David , you’re right that the solution of my logic puzzle does not imply that courts should defer to the military; it’s equally consistent with the proposition that the courts should make detention decisions and the military should defer to the courts. It’s also consistent with the idea that you get to decide whom to detain, and I should defer to you (fine with me)—and vice versa. So, I was making an extremely narrow point, which is that until one can show that one institution is more likely to be superior to another, the mere fact of their disagreement does not tell us which is which. That’s the problem with Phil’s claim that the D.C. Circuit panel’s disagreement with the military in the Parhat case tells us anything new. You’re right that Phil has other reasons for thinking that judicial review of military detentions is wise policy, but it wasn’t my intention in that post to address those other reasons. My logic puzzle doesn’t do much work—you’re right!—but it does enough to refute a claim that is very common these days.
Marty does make a good point , however, which I will rephrase as follows. Suppose we learn from judicial review of military detention decisions that military officials rely on theories that are truly alarming. Perhaps they pray to the Easter Bunny for guidance and consult the entrails of slaughtered pigeons for indications of the Bunny’s divine will. If this is what is going on, we are in big trouble, and not even the wisdom of the federal judiciary can save us. If the military is guided by the Easter Bunny in its detention decisions, then no doubt the Bunny also determines its targeting decisions, the movement of troops from place to place, the acquisition of new weapons systems, and everything else. So what next? We could place the entire military in receivership under the authority of judges, the way that poorly run prisons are, but so far not even Marty seems to want to do this. (Of course, if the judges tremblingly invoke the sacred name of Punxsutawney Pete, who rages at the military’s devotion to a lesser deity, then we are back at square one.)
I can’t tell whether Marty thinks that the military is idiotic in the Easter Bunny vein. Perhaps I misinterpret him, but he implies that the Chinese have conned the U.S. military into detaining the Chinese government’s political opponents. Until I’ve heard more, I will continue to assume that the U.S. military is more interested in advancing the security of the United States than that of its geopolitical rivals. If my assumption is accepted, we just can’t tell whether the military’s reasons for detaining Parhat were too weak or the court’s standard for detention was too strong—it all depends on how dangerous a person should be in order for the military to detain him and how much confidence the military should have about this person’s dangerousness.

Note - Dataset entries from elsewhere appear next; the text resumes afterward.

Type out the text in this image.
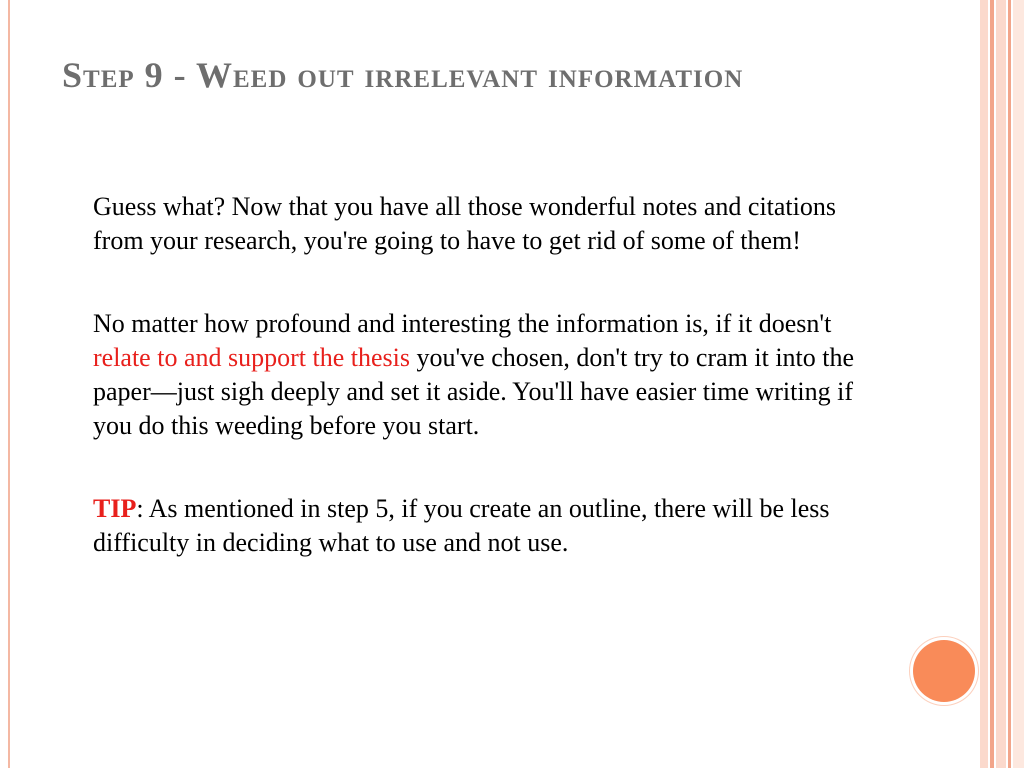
Step 9 - Weed out irrelevant information

Guess what? Now that you have all those wonderful notes and citations from your research, you're going to have to get rid of some of them!

No matter how profound and interesting the information is, if it doesn't relate to and support the thesis you've chosen, don't try to cram it into the paper—just sigh deeply and set it aside. You'll have easier time writing if you do this weeding before you start.

TIP: As mentioned in step 5, if you create an outline, there will be less difficulty in deciding what to use and not use.
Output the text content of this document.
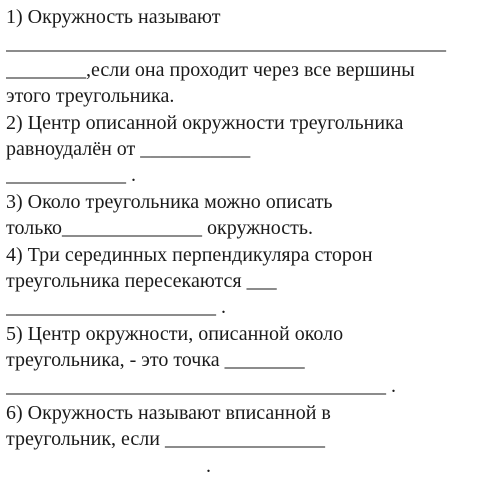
1) Окружность называют
____________________________________________
________,если она проходит через все вершины
этого треугольника.
2) Центр описанной окружности треугольника
равноудалён от ___________
____________ .
3) Около треугольника можно описать
только______________ окружность.
4) Три серединных перпендикуляра сторон
треугольника пересекаются ___
_____________________ .
5) Центр окружности, описанной около
треугольника, - это точка ________
______________________________________ .
6) Окружность называют вписанной в
треугольник, если ________________
.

In the end, Marty doesn’t rely on the court’s view at all, which is why I didn’t initially link to his post along with Phil’s. He would think the same thing if the court had gone the other way (except he would rage against the judges as well as against the military for their Easter Bunny thinking). Marty thinks he can make an all-things-considered judgment about the wisdom of the military’s detention of Parhat based on the facts that have been disclosed. I’m not so sure. Who are we to say whether the Chinese can be trusted in this instance? That said, the question whether judicial review of the operations of the military will improve or worsen decision-making from the perspective of national security and civil liberties can be answered only with—and here, David, I will cite your post contra Marty’s—experience, albeit experience that has not yet occurred.
PS: I read the court to be saying that if it were just to accept the military’s say-so, then it wouldn’t have any role in evaluating detention decisions, which would conflict with Congress’s intention to give it a role. That’s unobjectionable as far as legal reasoning goes, to which I reply: so much the worse for Congress!